50 I have also given consideration to the situation of the other participants in the criminal enterprise. Their role, as I have indicated earlier, was, although serious, of lesser criminality than the position of the present offender. She was the organiser and instigator of the murder, they were its implementers. Moreover, each of the other participants demonstrated remorse and pleaded guilty, one at committal and one at trial. Their position appears to me to be markedly different from that of the offender whose sentence I must impose today.
51 Although Ms Rigg did not place any argument before me in relation to special circumstances, I am satisfied that there are no special circumstances in the present case. I consider that having regard to the length of sentence I propose to impose and the period of non-parole I propose to specify, the period of parole that will result will be sufficient for the offender’s rehabilitation upon release without any further extension. In addition, there are no other circumstances that I have been able to identify that would warrant the finding of special circumstances and hence justify a variation of the proportion between the non-parole period and the balance of the sentence.
52 The crime for which the offender stands for sentence this afternoon is, for the reasons I have stated at length, a very serious crime. The level of criminality involved fell not far short of that required for the imposition of a life sentence. Had it not been for the particular factors I have identified, I would have been prepared to impose a life sentence.

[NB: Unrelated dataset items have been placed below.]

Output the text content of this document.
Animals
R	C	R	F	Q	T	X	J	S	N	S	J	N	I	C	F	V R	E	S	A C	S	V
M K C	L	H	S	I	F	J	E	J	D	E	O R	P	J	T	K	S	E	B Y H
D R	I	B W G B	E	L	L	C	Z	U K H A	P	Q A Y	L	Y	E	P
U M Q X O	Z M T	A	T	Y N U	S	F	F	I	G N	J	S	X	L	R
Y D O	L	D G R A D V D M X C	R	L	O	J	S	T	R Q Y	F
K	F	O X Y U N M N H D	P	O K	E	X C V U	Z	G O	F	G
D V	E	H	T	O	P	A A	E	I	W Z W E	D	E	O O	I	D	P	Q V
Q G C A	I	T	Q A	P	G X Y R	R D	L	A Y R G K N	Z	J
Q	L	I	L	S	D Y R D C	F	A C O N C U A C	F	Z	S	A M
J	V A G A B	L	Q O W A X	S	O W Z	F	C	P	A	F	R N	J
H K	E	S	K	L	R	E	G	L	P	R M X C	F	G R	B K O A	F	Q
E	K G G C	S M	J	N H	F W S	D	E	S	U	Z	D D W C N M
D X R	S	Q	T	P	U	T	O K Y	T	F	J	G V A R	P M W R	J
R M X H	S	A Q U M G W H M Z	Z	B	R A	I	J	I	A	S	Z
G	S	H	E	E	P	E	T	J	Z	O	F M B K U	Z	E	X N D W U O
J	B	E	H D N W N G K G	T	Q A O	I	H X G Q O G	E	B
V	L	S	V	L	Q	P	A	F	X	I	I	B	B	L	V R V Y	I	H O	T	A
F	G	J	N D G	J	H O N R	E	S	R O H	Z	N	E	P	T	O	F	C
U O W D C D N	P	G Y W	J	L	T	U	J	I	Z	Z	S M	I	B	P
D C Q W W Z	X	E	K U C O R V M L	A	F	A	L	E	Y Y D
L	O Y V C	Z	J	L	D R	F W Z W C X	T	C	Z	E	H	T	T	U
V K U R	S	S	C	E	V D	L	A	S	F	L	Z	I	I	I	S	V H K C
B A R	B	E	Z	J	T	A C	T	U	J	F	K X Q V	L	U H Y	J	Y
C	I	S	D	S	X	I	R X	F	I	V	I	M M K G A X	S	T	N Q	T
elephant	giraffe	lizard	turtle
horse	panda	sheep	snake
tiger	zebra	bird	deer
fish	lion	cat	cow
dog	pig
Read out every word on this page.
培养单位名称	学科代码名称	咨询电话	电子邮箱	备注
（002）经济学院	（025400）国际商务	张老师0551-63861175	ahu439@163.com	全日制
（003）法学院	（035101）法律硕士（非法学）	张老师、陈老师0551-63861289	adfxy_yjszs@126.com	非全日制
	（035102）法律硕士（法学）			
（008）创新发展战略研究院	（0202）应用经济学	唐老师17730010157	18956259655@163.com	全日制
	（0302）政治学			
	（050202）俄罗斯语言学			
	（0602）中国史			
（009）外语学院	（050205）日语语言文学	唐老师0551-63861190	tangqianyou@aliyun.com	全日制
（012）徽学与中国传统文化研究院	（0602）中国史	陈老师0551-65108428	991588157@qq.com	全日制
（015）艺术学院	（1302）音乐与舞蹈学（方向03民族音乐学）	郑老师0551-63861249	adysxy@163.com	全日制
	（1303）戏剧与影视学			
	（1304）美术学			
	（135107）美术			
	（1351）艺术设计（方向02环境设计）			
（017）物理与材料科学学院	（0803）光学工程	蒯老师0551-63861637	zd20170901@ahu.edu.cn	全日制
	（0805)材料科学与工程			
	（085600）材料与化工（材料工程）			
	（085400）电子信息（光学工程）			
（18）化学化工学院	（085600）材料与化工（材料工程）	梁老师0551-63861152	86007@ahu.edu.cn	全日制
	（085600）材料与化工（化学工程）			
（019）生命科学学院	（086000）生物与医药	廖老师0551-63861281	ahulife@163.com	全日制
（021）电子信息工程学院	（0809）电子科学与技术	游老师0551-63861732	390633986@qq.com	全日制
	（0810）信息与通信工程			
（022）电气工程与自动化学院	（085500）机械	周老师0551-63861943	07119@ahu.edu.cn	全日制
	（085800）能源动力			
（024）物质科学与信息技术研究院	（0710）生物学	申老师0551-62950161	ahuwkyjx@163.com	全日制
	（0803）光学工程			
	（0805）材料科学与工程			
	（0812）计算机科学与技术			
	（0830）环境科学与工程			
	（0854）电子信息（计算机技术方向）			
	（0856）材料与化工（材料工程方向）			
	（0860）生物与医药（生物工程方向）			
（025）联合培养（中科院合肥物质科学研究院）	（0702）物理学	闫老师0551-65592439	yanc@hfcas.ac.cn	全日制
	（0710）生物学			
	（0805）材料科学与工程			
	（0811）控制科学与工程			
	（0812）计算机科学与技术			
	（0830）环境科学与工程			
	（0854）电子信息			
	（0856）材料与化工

53 Having regard to all of the matters I have detailed it is my view that an overall sentence of 36 years imprisonment should be imposed. In order to reflect and express effectively the appropriate level of punishment and deterrence in this matter, it is my view that the non-parole period should be set at 26 years. This is the minimum period for which the offender must be kept in detention in relation to the offence. I am conscious of the fact that the balance of the term will thereby be less than one-third of the non-parole period. But in my opinion the length of the balance of the term will be sufficient to address the offender’s rehabilitation if released to parole. The balance of the term will be, notwithstanding the length of the non-parole period, a lengthy period of ten years.
54 The offender has been in custody since 3 March 2003. I will backdate the sentence to take into account the period in custody between 3 March 2003 and today’s date.
55 Michelle Willard, I sentence you to a term of 36 years imprisonment to date from 3 March 2003. That sentence will expire on 2 March 2039. I fix a non-parole period of 26 years. The balance of the sentence is to be for a further ten years. The first date on which you will be eligible for consideration for release on parole is 2 March 2029.